Le collectif de 20 associations qui a appelé à soutenir Ibrahim Keita avait présenté aux candidats plusieurs demandes pour l'application de règles islamiques dans la vie du Mali. Il déclare avoir discerné des convergences avec le programme du présidentiable officiellement appuyé par le collectif. Le programme du Rassemblement pour le Mali du candidat Keita ne présente cependant pas, à première vue, de traits particulièrement islamiques.
Il existe aussi au Mali d'importantes associations musulmanes qui entendent être "apolitiques" (en tout cas par rapport à la politique des partis) et pouvoir ainsi offrir un recours en cas de crise: par exemple l'Association malienne pour l'unité et le progrès de l'islam (AMUPI). L'AMUPI est représentée au sein de la commission électorale indépendante chargée de superviser le processus. Son président a expliqué à l'AFP (26 avril 2002) que l'Association avait "demandé à chacun de voter pour le candidat de son choix".
Le facteur musulman semble en tout cas appelé à jouer un rôle plus important que lors de précédentes consultations. C'est le résultat d'évolutions plus profondes. Alors qu'il n'existait que quelques associations islamiques il y a dix ans, elles sont aujourd'hui au nombre de 150 (Christian Science Monitor, 26 février 2002). A côté des péripéties politiques immédiates, cet élément mérite de retenir l'attention, d'autant plus qu'il illustre des développements qui ne se limitent pas aux frontières du Mali.
Un Haut Conseil Islamique du Mali a été créé au mois de janvier avec les encouragements du gouvernement, avec pour objectif avoué de réglementer la prédication et de représenter un interlocuteur unique de la communauté musulmane face aux autorités, "tout en sauvegardant la spécificité de chaque association", tenaient à souligner ses fondateurs.
L'élite politique du pays est de plus en plus souvent critiquée dans les prêches du vendredi au Mali, ce qui constitue apparemment un fait nouveau. La corruption et la pauvreté y sont dénoncés. Le Mali est parmi les pays les plus pauvres de la planète, avec une énorme dette de plus de 3 milliards de dollars et un PNB par habitant de 240 dollars (en 1999). Comme dans bien d'autres régions du monde, des gens s'interrogent sur la pertinence de l'imitation d'un modèle occidental qui n'a pas tenu ses promesses et se demandent si une solution fondée sur l'héritage islamique pourrait apporter des réponses plus adéquates.

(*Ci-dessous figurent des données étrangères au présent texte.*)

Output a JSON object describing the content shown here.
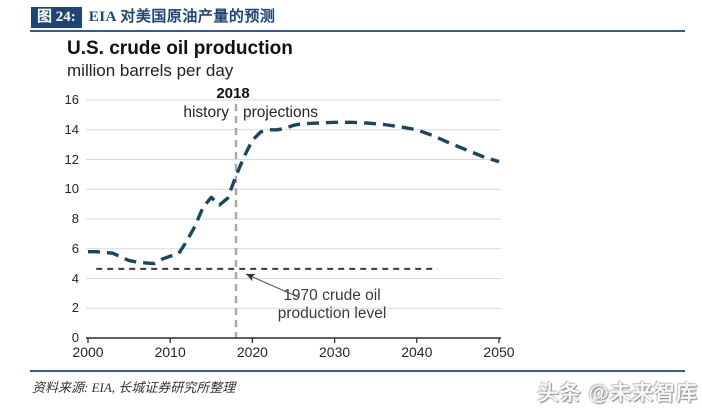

Ces développements ne peuvent être séparés des courants qui agitent l'ensemble du monde musulman. Certains groupes recevraient de l'argent de pays du Golfe. Des missionnaires venus de pays musulmans ont invité des centaines de Maliens à aller recevoir une formation religieuse hors de leur pays. "Des efforts de recrutement toujours plus intenses se déroulent dans la région, et des prédicateurs radicaux en visite sont autorisés à parler dans les mosquées", affirmait au Washington Post (30 septembre 2001) un diplomate qui suit de près la situation religieuse du pays.
Au mois d'octobre 2001, la police malienne avait effectué une rafle dans les milieux islamistes pakistanais de Bamako, la capitale. Plusieurs associations islamiques maliennes ont vu dans l'adhésion de leur gouvernement à la "guerre contre le terrorisme" lancée par les Etats-Unis après le 11 septembre une preuve de la forte influence occidentale, et les portraits d'Oussama Ben Laden ont fleuri pendant plusieurs mois, même si cela doit être compris comme recours à un symbole protestataire face à l'Occident plus que comme adhésion aux thèses d'Al Qaïda.